Achieving such a result would, of course, be impossible without the well-coordinated teamwork of the performers, led by Dennis Russell Davis. At the performance of the Ruhr Triennial, it is difficult to believe that in a year the honored American conductor will turn 80 years old, and “From the House of the Dead” became his first major opera engagement in many years – so recklessly does he throw himself headlong into the proposed circumstances of Chernyakov’s production. The Bochum Symphony Orchestra is hidden on the periphery of the “Centenary Hall” from the eyes of not only the audience, but also the artists, forced to follow the conductor on video monitors, but you forget about this risky acoustic situation (masterfully supported, however, by both the musicians and sound engineers of the project) in a few minutes after the start of action. “From the House of the Dead” looks and sounds like a rare example of the unity of music and stage for modern musical theater – not conducting a dialogue with each other, but merging into an indivisible whole.

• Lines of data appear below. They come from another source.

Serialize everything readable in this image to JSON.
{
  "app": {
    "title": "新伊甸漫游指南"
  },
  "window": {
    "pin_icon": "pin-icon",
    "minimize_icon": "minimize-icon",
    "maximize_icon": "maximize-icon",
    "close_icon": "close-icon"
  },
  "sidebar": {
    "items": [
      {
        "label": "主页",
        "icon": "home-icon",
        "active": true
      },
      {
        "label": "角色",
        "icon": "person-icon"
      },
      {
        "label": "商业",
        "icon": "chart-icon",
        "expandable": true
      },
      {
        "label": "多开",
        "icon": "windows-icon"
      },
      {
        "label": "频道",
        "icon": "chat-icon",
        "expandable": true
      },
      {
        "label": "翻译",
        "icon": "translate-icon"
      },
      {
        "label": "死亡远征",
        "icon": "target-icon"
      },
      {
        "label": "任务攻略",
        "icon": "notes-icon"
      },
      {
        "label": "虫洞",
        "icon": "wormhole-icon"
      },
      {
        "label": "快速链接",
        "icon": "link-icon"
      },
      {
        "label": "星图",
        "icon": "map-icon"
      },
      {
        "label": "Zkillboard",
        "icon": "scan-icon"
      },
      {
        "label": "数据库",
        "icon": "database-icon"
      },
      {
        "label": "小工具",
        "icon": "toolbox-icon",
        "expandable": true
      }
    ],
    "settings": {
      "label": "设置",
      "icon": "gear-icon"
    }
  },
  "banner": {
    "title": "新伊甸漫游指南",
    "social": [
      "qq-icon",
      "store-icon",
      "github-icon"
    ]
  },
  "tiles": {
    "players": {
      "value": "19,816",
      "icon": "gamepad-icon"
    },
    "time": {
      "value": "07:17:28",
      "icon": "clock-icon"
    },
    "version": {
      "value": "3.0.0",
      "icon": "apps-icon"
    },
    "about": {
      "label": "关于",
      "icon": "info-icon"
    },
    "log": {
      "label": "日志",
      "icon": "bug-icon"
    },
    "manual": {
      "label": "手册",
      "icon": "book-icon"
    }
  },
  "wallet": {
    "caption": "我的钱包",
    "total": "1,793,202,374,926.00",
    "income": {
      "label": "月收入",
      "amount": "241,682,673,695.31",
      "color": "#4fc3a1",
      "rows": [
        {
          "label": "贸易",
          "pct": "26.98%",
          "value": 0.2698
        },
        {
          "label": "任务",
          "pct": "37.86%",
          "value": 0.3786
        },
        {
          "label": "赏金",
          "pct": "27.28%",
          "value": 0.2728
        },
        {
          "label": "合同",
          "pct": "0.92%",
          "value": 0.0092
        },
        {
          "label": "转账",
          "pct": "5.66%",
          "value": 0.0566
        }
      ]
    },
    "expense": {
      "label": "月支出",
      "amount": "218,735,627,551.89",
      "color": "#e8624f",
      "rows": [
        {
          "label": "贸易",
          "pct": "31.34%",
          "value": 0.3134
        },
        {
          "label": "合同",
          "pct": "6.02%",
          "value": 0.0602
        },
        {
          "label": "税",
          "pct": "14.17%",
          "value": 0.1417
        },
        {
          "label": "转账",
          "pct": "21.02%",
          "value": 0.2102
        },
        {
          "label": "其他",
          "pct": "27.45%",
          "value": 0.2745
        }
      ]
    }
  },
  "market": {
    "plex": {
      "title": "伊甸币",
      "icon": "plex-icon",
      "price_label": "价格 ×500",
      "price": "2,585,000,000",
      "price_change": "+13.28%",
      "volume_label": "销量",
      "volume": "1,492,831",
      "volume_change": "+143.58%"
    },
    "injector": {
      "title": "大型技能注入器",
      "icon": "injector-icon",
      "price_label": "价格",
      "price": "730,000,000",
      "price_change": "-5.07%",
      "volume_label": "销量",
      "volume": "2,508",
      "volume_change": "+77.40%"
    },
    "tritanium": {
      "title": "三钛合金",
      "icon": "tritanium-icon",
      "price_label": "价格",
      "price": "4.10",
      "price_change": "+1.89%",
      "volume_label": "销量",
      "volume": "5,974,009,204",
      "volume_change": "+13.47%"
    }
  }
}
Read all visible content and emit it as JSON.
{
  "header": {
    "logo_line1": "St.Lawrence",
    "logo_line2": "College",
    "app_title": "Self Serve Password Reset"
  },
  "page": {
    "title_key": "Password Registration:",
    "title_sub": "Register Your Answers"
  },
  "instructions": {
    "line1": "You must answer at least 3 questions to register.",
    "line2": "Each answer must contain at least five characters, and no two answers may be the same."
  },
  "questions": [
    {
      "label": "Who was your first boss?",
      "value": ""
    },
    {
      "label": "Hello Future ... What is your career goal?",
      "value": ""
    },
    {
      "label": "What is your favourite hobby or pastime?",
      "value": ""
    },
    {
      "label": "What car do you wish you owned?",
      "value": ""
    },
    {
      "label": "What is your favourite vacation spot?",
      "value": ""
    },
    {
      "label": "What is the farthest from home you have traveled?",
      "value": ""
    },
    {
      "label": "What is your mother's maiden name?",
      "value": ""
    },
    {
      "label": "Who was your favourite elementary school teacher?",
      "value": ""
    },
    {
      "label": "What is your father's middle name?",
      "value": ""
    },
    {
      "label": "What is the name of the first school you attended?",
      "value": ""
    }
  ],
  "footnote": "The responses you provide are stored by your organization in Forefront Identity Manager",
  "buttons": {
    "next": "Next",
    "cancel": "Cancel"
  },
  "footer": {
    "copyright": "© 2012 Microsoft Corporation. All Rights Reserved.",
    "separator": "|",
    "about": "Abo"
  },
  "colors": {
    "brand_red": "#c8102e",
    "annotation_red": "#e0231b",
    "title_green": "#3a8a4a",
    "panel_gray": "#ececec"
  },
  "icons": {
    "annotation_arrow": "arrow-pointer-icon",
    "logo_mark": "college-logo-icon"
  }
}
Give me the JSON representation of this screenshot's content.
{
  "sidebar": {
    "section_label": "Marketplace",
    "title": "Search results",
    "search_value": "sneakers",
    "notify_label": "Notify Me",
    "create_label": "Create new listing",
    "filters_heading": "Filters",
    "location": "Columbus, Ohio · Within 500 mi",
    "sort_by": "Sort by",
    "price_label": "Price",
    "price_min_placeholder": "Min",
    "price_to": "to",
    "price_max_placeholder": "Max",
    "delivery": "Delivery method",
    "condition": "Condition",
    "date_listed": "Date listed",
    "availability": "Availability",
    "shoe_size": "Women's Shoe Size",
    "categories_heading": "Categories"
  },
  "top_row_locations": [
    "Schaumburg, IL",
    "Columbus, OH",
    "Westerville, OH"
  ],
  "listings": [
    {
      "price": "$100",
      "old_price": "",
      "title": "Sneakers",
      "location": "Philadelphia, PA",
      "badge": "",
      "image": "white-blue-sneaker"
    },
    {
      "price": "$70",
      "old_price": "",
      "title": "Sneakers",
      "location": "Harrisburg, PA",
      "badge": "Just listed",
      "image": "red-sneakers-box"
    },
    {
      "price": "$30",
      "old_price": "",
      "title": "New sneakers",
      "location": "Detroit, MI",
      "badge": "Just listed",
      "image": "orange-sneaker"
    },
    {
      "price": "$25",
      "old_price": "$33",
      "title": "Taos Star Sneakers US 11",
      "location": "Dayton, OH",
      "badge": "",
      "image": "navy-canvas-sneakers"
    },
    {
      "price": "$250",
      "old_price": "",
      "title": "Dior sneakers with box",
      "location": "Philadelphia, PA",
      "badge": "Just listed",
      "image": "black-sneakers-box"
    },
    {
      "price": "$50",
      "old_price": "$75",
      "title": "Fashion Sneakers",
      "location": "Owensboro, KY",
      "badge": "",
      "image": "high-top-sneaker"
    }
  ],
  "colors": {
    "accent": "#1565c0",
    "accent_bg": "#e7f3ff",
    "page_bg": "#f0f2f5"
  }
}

The soloists work in a similar way in the Bochum production. With his latest opera, Janáček posed a serious challenge to the casting directors of theaters and festivals: in the list of characters in From the House of the Dead there is no division into protagonists and figures – the score was written for an ensemble of virtuoso singers-actors. In Bochum, Chernyakov meets again with John Daszak (Skuratov) and Stefan Rügamer (Luka), the talismanic artists who have accompanied him throughout his career, and discovers new names for his theater, such as the powerful bass-baritone Johan Reuther (Goryanchikov). And here’s what’s perhaps most important: no matter how accurately each of the roles was built individually by the director and actors, the premiere of the Ruhrtriennale will be remembered primarily for how they all merge into the collective body of the performance – from the young Aleya to the 29-year-old Bolshoi soloist theater Bekhzod Davronov to the Old Prisoner 74-year-old Neil Shicoff, who ended his career in the mid-2010s and sensationally returned to the stage for six shows of “From the House of the Dead.”